Suppose that \(X_{1}, \ldots, X_{n}\) are identically distributed discrete random variables taking \(k\) possible values with probabilities \(\theta_{1}, \ldots, \theta_{k}\). Inference is required about \(\theta = (\theta_{1}, \ldots, \theta_{k})\) where \(\sum_{j=1}^{k} \theta_{j} = 1\).

Assuming that the \(X_{i}\)s are independent given \(\theta\), explain why \[\begin{eqnarray} f(x \, | \, \theta) & \propto & \prod_{j=1}^{k} \theta_{j}^{n_{j}} \tag{10} \end{eqnarray}\] where \(x = (x_{1}, \ldots, x_{n})\) and \(n_{j}\) is the number of \(x_{i}\)s observed to take the \(j\)th possible value.

This is just a generalisation of Bernoulli trials. Let \(I_{\{x_{i}, j\}}\) denote the indicator function which is equal to one if \(x_{i}\) is in the \(j\)th class and zero otherwise. Then \[\begin{eqnarray*} P(X_{i} = x_{i} \, | \, \theta) & = & \prod_{j=1}^{k} \theta_{j}^{I_{\{x_{i}, j\}}} \end{eqnarray*}\] and, by the conditional independence, \[\begin{eqnarray*} f(x \, | \, \theta) \ = \ \prod_{i=1}^{n} P(X_{i} = x_{i} \, | \, \theta) \ = \ \prod_{i=1}^{n} \prod_{j=1}^{k} \theta_{j}^{I_{\{x_{i}, j\}}} \end{eqnarray*}\] which gives (10) as we thus get a contribution of \(\theta_{j}\) for each \(x_{i}\) which lands in the \(j\)th class and there are a total of \(n_{j}\) of these, \(j = 1, \ldots, k\). Notice that if we are only told the \(n_{j}\)s rather than which specific \(x_{i}\) contributed to each \(n_{j}\) then the likelihood is \[\begin{eqnarray*} f(x \, | \, \theta) & = & \frac{n!}{\prod_{j=1}^{k} n_{j}!} \prod_{j=1}^{k} \theta_{j}^{n_{j}} \end{eqnarray*}\] which is the Multinomial distribution.
Suppose that the prior for \(\theta\) is Dirichlet distributed with known parameters \(a = (a_{1}, \ldots, a_{k})\) so \[\begin{eqnarray*} f(\theta) & = & \frac{1}{B(a)} \prod_{j=1}^{k} \theta_{j}^{a_{j}-1} \end{eqnarray*}\] where \(B(a) = B(a_{1}, \ldots, a_{k}) = \frac{\prod_{j=1}^{k} \Gamma(a_{j})}{\Gamma(\sum_{j=1}^{k} a_{j})}\). Show that the posterior for \(\theta\) given \(x\) is Dirichlet with parameters \(a + n = (a_{1} + n_{1}, \ldots, a_{k} + n_{k})\).
\[\begin{eqnarray*} f(\theta \, | \, x) & \propto & f( x \, | \, \theta) f(\theta) \\ & \propto & \left\{\prod_{j=1}^{k} \theta_{j}^{n_{j}}\right\} \times \left\{\prod_{j=1}^{k} \theta_{j}^{a_{j}-1}\right\} \\ & = & \prod_{j=1}^{k} \theta_{j}^{a_{j}+n_{j}-1} \end{eqnarray*}\] which is a kernel of the Dirichlet with parameter \(a + n = (a_{1} + n_{1}, \ldots, a_{k} + n_{k})\) so that the posterior \(\theta \, | \, x\) is Dirichlet with parameter \(a + n\).

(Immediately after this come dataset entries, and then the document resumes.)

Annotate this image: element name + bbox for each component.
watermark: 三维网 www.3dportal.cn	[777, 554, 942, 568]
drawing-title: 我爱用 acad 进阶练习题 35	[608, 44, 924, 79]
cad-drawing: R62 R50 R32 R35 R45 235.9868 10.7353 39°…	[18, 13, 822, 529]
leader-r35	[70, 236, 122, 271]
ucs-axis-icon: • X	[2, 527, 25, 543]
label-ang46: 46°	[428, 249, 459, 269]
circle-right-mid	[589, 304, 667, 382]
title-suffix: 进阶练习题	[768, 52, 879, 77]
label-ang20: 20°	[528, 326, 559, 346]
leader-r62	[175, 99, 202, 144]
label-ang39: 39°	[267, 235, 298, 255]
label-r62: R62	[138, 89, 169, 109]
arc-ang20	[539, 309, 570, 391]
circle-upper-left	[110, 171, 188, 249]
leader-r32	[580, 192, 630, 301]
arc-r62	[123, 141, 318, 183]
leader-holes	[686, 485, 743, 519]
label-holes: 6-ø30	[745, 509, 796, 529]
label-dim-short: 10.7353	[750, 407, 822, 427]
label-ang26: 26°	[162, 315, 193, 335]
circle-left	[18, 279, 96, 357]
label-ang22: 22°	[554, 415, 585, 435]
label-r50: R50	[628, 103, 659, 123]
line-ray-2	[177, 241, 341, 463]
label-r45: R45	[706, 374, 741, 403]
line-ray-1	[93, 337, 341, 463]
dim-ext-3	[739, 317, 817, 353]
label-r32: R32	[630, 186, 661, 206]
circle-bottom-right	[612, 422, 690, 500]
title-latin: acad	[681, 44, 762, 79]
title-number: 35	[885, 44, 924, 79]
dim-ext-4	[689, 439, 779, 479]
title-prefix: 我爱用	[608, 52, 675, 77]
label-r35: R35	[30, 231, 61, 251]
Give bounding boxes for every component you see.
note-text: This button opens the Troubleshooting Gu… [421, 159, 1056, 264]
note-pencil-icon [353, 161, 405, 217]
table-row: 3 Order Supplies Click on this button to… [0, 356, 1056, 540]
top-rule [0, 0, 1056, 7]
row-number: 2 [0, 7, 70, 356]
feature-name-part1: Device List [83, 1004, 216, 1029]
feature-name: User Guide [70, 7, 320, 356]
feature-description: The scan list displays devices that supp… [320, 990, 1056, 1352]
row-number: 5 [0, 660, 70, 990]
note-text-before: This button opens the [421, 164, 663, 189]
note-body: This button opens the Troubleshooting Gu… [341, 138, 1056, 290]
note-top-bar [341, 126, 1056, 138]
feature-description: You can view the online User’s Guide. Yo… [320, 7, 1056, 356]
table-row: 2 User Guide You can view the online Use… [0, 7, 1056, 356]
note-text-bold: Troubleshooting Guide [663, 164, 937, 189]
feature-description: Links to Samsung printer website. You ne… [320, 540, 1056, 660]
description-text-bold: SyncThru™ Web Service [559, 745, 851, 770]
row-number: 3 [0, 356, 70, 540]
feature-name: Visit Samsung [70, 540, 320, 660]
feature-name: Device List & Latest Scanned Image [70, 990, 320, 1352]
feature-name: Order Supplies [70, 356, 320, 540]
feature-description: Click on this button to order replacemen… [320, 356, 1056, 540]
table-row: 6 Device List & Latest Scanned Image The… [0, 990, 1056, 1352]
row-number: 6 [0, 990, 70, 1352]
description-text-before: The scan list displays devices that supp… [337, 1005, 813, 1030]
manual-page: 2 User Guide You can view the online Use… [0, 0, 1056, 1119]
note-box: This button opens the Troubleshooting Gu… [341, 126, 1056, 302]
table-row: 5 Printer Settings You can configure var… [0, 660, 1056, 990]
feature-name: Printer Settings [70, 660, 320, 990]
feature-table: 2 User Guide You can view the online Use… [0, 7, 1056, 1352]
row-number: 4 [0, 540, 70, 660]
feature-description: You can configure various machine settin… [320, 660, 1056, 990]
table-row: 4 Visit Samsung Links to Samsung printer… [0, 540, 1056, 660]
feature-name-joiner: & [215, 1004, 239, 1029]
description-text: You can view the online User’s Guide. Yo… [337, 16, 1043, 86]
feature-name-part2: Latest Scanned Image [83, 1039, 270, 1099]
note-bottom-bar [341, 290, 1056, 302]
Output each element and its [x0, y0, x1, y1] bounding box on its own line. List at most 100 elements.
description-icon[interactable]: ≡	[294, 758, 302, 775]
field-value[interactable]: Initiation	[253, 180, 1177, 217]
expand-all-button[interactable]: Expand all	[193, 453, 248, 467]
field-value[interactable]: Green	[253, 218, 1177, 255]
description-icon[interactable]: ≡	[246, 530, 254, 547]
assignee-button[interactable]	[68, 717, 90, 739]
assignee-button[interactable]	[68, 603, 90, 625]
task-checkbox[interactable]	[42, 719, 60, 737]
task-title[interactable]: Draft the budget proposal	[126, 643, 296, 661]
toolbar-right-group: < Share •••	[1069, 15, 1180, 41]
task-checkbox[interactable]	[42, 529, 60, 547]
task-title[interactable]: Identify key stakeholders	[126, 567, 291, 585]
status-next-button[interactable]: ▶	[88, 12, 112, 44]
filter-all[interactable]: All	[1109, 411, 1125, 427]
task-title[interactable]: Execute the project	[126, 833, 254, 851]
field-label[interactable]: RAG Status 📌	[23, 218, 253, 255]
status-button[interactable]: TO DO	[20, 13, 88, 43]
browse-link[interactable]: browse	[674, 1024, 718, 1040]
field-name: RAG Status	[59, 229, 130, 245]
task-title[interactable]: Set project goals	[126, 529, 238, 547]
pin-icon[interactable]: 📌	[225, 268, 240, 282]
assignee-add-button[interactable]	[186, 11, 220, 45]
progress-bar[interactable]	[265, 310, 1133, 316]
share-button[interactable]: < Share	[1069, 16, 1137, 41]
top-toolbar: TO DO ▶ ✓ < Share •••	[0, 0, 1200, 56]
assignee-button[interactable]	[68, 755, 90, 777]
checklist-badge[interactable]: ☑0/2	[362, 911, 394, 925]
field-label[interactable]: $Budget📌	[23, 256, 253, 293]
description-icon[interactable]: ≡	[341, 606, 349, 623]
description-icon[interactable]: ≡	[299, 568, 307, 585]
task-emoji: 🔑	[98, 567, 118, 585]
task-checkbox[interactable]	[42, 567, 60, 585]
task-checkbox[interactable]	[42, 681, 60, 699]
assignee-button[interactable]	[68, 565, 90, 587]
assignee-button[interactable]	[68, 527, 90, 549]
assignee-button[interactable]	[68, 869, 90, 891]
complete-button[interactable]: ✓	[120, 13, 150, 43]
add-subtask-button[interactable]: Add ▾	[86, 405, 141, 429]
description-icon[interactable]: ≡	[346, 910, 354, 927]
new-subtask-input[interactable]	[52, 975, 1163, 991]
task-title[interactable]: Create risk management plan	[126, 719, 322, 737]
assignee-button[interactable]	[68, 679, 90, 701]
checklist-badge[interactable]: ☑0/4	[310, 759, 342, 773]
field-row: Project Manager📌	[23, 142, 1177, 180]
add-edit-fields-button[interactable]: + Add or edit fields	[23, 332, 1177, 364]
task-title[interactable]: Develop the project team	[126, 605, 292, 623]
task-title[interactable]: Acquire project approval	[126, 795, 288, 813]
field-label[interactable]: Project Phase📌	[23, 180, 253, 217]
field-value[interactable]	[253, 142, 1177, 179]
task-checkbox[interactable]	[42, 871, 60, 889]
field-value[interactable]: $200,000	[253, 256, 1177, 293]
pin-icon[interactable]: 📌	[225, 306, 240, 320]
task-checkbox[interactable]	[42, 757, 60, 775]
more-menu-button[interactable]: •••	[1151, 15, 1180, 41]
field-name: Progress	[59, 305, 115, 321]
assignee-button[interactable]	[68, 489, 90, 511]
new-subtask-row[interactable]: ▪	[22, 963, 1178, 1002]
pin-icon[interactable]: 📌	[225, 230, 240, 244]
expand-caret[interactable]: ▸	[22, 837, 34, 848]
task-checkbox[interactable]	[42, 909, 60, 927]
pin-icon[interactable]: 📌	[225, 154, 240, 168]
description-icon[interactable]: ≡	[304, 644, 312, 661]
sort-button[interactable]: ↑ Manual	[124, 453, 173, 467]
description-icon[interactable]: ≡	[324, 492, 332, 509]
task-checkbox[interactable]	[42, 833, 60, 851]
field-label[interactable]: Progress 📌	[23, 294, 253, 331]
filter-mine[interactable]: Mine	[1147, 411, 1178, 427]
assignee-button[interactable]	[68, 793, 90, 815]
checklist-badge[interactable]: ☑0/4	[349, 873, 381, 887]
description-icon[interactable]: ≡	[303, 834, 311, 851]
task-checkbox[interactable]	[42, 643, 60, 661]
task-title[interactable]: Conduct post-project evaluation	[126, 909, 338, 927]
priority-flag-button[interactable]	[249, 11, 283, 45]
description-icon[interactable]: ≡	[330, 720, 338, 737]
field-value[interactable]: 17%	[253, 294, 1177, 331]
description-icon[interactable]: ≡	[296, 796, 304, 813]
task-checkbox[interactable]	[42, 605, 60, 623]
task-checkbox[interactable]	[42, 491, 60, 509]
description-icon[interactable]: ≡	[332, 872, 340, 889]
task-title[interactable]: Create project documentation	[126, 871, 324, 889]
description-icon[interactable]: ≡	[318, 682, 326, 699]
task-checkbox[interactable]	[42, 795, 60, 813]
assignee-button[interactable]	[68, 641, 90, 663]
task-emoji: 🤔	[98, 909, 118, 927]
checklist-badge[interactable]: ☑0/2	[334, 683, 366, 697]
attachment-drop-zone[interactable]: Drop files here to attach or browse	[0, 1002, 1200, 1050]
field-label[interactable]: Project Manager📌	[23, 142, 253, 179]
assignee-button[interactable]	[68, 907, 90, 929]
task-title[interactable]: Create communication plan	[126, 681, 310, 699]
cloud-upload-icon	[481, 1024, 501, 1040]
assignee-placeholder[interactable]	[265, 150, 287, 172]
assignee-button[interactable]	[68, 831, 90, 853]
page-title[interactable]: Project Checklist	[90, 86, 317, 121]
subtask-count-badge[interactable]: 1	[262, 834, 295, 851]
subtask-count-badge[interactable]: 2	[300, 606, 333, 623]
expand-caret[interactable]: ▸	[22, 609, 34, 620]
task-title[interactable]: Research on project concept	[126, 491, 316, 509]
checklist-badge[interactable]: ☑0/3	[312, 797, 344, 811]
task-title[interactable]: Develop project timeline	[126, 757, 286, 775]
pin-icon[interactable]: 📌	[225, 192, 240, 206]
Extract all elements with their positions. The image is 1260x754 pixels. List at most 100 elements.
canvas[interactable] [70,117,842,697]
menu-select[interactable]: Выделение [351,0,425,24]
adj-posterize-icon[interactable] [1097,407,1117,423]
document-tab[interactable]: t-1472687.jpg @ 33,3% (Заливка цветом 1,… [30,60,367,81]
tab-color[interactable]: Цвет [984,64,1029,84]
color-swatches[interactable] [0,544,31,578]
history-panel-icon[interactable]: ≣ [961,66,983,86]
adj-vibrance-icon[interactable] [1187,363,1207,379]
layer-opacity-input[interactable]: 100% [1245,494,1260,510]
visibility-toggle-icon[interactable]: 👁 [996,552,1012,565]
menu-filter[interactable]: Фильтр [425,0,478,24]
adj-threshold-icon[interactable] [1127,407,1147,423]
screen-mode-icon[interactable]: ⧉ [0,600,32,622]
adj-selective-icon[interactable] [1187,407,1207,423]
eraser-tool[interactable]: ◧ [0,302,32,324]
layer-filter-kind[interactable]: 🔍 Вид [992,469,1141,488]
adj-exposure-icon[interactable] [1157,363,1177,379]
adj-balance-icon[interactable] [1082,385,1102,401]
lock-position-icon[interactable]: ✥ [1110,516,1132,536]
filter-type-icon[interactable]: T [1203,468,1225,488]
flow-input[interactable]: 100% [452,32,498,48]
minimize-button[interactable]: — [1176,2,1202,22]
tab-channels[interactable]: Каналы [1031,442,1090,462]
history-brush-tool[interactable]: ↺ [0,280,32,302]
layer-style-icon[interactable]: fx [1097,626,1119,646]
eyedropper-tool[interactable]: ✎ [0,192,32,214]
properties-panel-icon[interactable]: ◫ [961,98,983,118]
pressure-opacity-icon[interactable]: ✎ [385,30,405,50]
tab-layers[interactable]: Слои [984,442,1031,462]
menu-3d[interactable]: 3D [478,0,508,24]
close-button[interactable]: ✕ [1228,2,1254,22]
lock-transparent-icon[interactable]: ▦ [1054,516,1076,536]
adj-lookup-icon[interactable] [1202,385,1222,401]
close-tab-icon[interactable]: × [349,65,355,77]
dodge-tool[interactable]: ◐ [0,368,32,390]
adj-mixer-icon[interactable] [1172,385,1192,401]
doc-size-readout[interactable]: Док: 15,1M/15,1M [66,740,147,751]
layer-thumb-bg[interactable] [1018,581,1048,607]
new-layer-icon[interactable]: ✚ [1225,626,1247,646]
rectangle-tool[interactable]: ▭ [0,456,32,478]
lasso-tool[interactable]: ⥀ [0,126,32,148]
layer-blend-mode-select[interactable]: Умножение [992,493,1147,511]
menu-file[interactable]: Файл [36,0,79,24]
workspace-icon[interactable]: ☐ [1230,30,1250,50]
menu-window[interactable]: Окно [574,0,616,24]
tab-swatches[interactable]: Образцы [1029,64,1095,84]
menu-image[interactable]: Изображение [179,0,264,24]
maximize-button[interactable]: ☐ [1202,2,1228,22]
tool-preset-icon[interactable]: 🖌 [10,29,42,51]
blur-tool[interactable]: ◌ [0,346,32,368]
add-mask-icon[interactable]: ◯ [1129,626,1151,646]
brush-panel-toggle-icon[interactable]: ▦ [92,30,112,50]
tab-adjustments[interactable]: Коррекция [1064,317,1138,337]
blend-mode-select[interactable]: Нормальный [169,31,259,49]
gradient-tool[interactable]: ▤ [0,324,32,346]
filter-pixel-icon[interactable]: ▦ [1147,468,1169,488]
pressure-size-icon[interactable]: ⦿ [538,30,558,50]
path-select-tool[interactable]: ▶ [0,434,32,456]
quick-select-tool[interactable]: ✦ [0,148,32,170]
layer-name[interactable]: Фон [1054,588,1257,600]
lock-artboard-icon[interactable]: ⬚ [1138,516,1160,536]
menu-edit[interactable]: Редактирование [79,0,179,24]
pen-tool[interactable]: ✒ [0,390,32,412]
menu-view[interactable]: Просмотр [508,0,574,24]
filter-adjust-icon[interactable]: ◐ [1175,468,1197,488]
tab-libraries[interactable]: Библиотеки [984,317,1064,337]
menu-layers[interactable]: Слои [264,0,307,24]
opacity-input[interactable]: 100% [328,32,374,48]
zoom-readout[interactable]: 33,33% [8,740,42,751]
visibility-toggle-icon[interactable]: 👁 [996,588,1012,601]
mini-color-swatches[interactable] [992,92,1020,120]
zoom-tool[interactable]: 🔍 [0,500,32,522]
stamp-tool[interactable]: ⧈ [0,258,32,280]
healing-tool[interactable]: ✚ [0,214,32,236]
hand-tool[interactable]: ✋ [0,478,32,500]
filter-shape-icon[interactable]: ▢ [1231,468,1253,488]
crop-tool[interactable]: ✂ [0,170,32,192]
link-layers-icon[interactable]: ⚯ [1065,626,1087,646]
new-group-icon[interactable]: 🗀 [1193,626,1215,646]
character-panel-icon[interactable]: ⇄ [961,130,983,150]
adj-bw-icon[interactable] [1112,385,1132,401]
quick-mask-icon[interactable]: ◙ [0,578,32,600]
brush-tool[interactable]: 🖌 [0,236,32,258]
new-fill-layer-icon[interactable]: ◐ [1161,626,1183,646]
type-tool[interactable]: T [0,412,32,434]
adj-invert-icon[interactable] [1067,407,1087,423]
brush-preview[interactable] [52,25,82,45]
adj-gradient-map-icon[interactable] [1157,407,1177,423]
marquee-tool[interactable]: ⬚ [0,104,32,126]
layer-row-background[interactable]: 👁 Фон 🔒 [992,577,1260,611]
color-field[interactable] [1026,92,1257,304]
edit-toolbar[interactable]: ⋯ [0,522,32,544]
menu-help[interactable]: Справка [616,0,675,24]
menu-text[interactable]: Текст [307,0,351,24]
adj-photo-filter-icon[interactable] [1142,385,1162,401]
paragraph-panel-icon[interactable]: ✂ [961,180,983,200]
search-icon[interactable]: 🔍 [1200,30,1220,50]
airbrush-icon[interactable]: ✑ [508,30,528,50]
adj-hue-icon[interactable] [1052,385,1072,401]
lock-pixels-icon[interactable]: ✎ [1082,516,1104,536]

The Multinomial distribution is the multivariate generalisation of the Binomial (\(k = 2\) for the Multinomial gives the Binomial) and the Dirichlet the multivariate generalisation of the Beta (\(k = 2\) for the Dirichlet gives the Beta). It is straightforward to obtain the moments of the Dirichlet distribution. For example, \[\begin{eqnarray} E\left(\prod_{j=1}^{k} \theta_{j}^{m_{j}}\right) & = & \int_{\theta} \prod_{j=1}^{k} \theta_{j}^{m_{j}} \times \frac{1}{B(a)} \prod_{j=1}^{k} \theta_{j}^{a_{j}-1} \, d\theta \tag{11} \\ & = & \frac{1}{B(a)} \int_{\theta} \prod_{j=1}^{k} \theta_{j}^{a_{j}+m_{j}-1} \, d\theta \tag{12} \\ & = & \frac{B(a+m)}{B(a)} \tag{13} \end{eqnarray}\] where \(a + m = (a_{1} + m_{1}, \ldots, a_{k} + m_{k})\). Notice that the integral in (11) is \(k\)-dimensional (as \(\theta\) is \(k\)-dimensional) and (13) follows as the integral in (12) is a kernel of the Dirichlet distribution with parameter \(a+m\). In particular, taking \(m_{j} = 1\) and \(m_{j'} = 0\) for \(j' \neq j\) we have \[\begin{eqnarray*} E(\theta_{j}) \ = \ \frac{B(a+m)}{B(a)} & = & \frac{\left\{\prod_{j' \neq j}^{k} \Gamma (a_{j'})\right\}\Gamma(a_{j}+1)}{\Gamma((\sum_{j=1}^{k} a_{j})+1)} \times \frac{\Gamma(\sum_{j=1}^{k} a_{j})}{\prod_{j =1}^{k} \Gamma (a_{j})} \\ & = & \frac{\Gamma(a_{j} + 1)}{\Gamma((\sum_{j=1}^{k} a_{j})+1)} \times \frac{\Gamma(\sum_{j=1}^{k} a_{j})}{\Gamma (a_{j})} \\ & = & \frac{a_{j}}{\sum_{j=1}^{k} a_{j}}. \end{eqnarray*}\] As \(\theta \, | \, x\) is Dirichlet with parameter \(a + n\) we have \[\begin{eqnarray*} E(\theta_{j} \, | \, x) & = & \frac{a_{j} + n_{j}}{\sum_{j=1}^{k} a_{j} + \sum_{j=1}^{k} n_{j}} \\ & = & \frac{\tilde{a}}{\tilde{a}+\tilde{n}}\left(\frac{a_{j}}{\tilde{a}}\right) + \frac{\tilde{n}}{\tilde{a}+\tilde{n}}\left(\frac{n_{j}}{\tilde{n}}\right) \end{eqnarray*}\] where \(\tilde{a} = \sum_{j=1}^{k} a_{j}\) and \(\tilde{n} = \sum_{j=1}^{k} n_{j}\). The posterior mean for \(\theta_{j}\) is a weighted average of its prior mean, \(\frac{a_{j}}{\tilde{a}}\), and the classical maximum likelihood estimate of \(\theta_{j}\), \(\frac{n_{j}}{\tilde{n}}\). Notice that \(\tilde{a}\) controls the weight of the prior mean in the posterior mean and is often said to represent the prior strength.